Pandemic Ramped Up the Need for Real Next-Gen 911 Solutions
While society has gotten more mobile and smartphones have become the norm, the 911 industry has been playing catch-up. And while there are states and jurisdictions with next-generation 911 (NG911) systems in place, the hill to climb to do so has gotten steeper in the last couple of years since the pandemic as workers have become even more mobile.
“With NG911 it would be so much better,” said Mark Fletcher, vice president of public safety at emergency communications firm 911inform. “Communications has radically changed over the last couple of years. When you think about the pandemic and people working from home, it’s changed the way we live. It’s been on a vertical climb, and every day that goes by it’s becoming more and more important where the legacy stuff won’t cut it anymore.”
Progress in moving to NG911 has been slow, although location accuracy has improved, according to Brian Fontes, CEO of the National Emergency Number Association. “There have been huge improvements in location accuracy both in the horizontal and vertical planes, and in the next-generation environment, that data will push from the call center right to first responders,” he told Emergency Management.

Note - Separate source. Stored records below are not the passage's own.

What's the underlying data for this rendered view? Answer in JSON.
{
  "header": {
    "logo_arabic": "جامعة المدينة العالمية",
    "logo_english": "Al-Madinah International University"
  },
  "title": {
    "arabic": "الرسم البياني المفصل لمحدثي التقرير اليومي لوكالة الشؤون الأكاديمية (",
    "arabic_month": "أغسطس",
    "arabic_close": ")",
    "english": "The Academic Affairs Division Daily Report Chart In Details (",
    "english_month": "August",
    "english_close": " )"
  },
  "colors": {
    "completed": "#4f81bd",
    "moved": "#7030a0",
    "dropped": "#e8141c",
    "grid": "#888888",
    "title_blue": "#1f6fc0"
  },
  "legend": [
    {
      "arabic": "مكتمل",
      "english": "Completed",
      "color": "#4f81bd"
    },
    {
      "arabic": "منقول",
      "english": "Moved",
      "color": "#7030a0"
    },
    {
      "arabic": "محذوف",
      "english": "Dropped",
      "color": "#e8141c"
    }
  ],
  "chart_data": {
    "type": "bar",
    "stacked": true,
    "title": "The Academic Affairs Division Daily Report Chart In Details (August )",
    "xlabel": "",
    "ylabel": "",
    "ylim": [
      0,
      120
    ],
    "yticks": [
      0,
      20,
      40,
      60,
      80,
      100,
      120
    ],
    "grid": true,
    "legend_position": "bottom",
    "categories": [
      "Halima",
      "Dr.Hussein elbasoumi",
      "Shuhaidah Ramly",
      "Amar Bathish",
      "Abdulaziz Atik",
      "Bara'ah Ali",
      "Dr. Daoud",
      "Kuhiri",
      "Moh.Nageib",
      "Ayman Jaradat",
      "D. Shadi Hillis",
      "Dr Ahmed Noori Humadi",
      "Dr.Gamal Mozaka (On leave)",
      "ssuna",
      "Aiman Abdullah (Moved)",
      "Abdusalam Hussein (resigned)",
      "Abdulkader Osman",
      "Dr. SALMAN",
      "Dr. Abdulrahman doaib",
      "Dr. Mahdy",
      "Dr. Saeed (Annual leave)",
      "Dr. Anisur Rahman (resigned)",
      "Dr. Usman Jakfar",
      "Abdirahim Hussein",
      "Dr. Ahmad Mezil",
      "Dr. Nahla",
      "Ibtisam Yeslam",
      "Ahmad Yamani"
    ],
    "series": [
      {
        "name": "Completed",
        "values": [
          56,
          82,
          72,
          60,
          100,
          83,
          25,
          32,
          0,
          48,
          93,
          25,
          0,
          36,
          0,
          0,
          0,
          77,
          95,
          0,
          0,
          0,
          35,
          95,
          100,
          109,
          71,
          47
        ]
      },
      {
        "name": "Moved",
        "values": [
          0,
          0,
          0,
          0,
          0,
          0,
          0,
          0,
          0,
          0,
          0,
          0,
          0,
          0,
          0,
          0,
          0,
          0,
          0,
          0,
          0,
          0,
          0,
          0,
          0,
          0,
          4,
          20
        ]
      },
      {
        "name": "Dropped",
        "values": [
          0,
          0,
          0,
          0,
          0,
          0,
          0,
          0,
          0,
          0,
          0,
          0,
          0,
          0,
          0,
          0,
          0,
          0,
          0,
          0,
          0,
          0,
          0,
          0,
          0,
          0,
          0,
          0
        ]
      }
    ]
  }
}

But that’s not enough Fletcher said, calling the deployment of complete NG911 systems around the country “minimal.”
He said there are three connected segments or pillars of NG911 that are important for a complete public safety deployment: the originators of information, the network and the communication centers.

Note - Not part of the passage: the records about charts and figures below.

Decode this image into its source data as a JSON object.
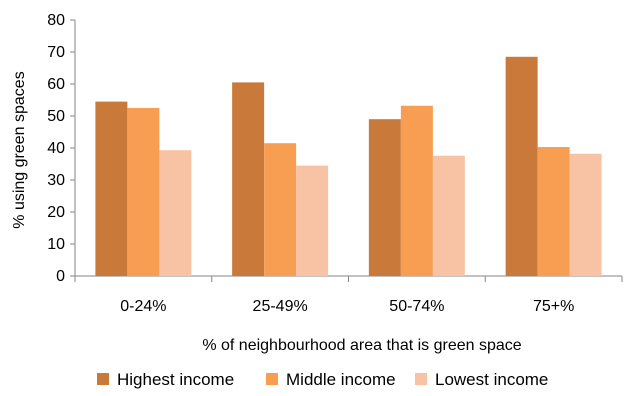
{
  "chart_data": {
    "type": "bar",
    "categories": [
      "0-24%",
      "25-49%",
      "50-74%",
      "75+%"
    ],
    "series": [
      {
        "name": "Highest income",
        "color": "#C97A3A",
        "values": [
          54.5,
          60.5,
          49,
          68.5
        ]
      },
      {
        "name": "Middle income",
        "color": "#F79E52",
        "values": [
          52.5,
          41.5,
          53.2,
          40.3
        ]
      },
      {
        "name": "Lowest income",
        "color": "#F8C2A4",
        "values": [
          39.3,
          34.5,
          37.6,
          38.2
        ]
      }
    ],
    "title": "",
    "xlabel": "% of neighbourhood area that is green space",
    "ylabel": "% using green spaces",
    "ylim": [
      0,
      80
    ],
    "yticks": [
      "0",
      "10",
      "20",
      "30",
      "40",
      "50",
      "60",
      "70",
      "80"
    ],
    "grid": false,
    "legend_position": "bottom"
  }
}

“You have to have somebody generating the data, in a next-generation format that’s useful, then the communication centers have to be able to receive it, correlate it, read it and use it,” Fletcher said.
“The industry has historically looked at the 911 centers and said, ‘OK, we’ve got that [piece of NG911] done, we’ve got NG911,’” he added. “But it’s like watching I Love Lucy on a 90-inch TV over cable. It’s still a black-and-white source.”
In other words, one of the major pillars is missing.
Fletcher said it’s not a well-understood problem and some jurisdictions are “afraid” of the new technology. “People think they’re buying a 911 solution, [but] they may be buying a legacy 911 solution not realizing that [while] it will still work in the future, it’s certainly not going to be NG911 with multimedia capabilities.”